Cette rubrique - Choses vues, lues, entendues – est en quelque sorte un carnet de bord. On y trouve des impressions et des réflexions nées de scènes que j’ai vues (dans la réalité ou sur des écrans), de propos entendus, d’autres inspirées par des lectures (articles, livres)...

   Il m’arrive de vivre quelques semaines loin de la mer. La campagne et la montagne ont leur charme, mais la mer c’est autre chose :
« Elle m'est familière comme ces visages qu'on a toujours connus.
Et je reviens vers elle subir l'envoûtement. 
Mais pourquoi cette fascination,
pourquoi ce besoin d'elle, cette envie de la voir ? »
C’est ce que j’ai cherché à expliquer dans un long poème.

  Maintenant que les touristes qui s’agglutinaient sur les plages sont repartis, la mer a retrouvé son vrai visage. À l’automne, les couleurs de la Côte d’Opale virent au gris et à l’argenté. Je marche sur le sable près de l’eau, où les sternes et les mouettes se sont rassemblées. J’écoute le clapotis des vagues.
J’aime la mer. Là sont nos origines.
*
   Les automobiles et surtout les camions continuent, malgré les préconisations pour lutter contre le dérèglement climatique, de rouler en grand nombre sur les routes.
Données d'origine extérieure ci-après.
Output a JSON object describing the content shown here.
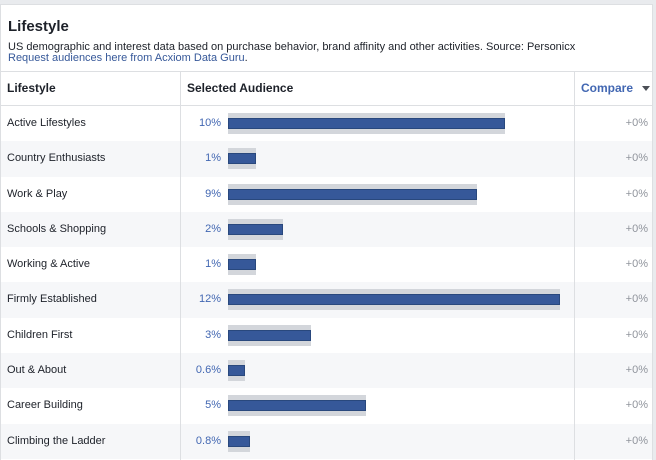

Cela fait près de trente ans qu’on annonce des mesures pour inverser cette tendance en développant l’intermodalité (coordination des différents modes de transport), relancer la voie d’eau (projet du canal Seine-Nord). On ne voit rien venir.

   Il y a quelques jours, l’émission Envoyé spécial a montré la réalité du rail français. On a pu voir dans les moindres détails l’état lamentable du réseau ferré : des rails usés, des boulons manquants, des traverses pourries ; une situation qui oblige les trains à rouler moins vite et une sécurité des passagers qui n’est plus garantie.
Depuis cinquante ans, l’État laisse péricliter le chemin de fer. Il a fallu attendre le début des années 90 pour que le matériel roulant soit renouvelé, grâce aux régions.
   Aujourd’hui, rien n’incite les gens à abandonner leur voiture pour prendre le train. Cela n’est pas bon pour l’environnement, cela désespère les cheminots et les usagers qui croient aux transports publics. Qu'attend-on pour agir ?
*
   Certains considèrent que la chanson est un art mineur. Ce n’est pas mon avis.
   La particularité d’une chanson, c’est qu’elle comporte trois éléments inséparables : des paroles, une musique, une voix. Aucun de ces éléments ne doit être jugé séparément ; la bonne chanson est celle qui réussit à mêler ces éléments pour en faire un tout harmonieux, original, émouvant, agréable à l’oreille.

   La semaine dernière, j’assistais à un concert de Hugues Aufray qui depuis le début des années 1960 enchante le public. À quoi doit-il ce succès que le temps n’a pas altéré ? Sans doute pour une part à sa personnalité qui le rend proche des gens, mais surtout à cette alchimie entre des paroles qui touchent le public par les thèmes abordés (l’amitié, la fraternité, le respect), une musique bien composée et mise en valeur par les instruments (essentiellement des guitares), le tout porté par une voix chaude.
  La bonne chanson - ce n'est pas la moindre des choses - rend les gens heureux.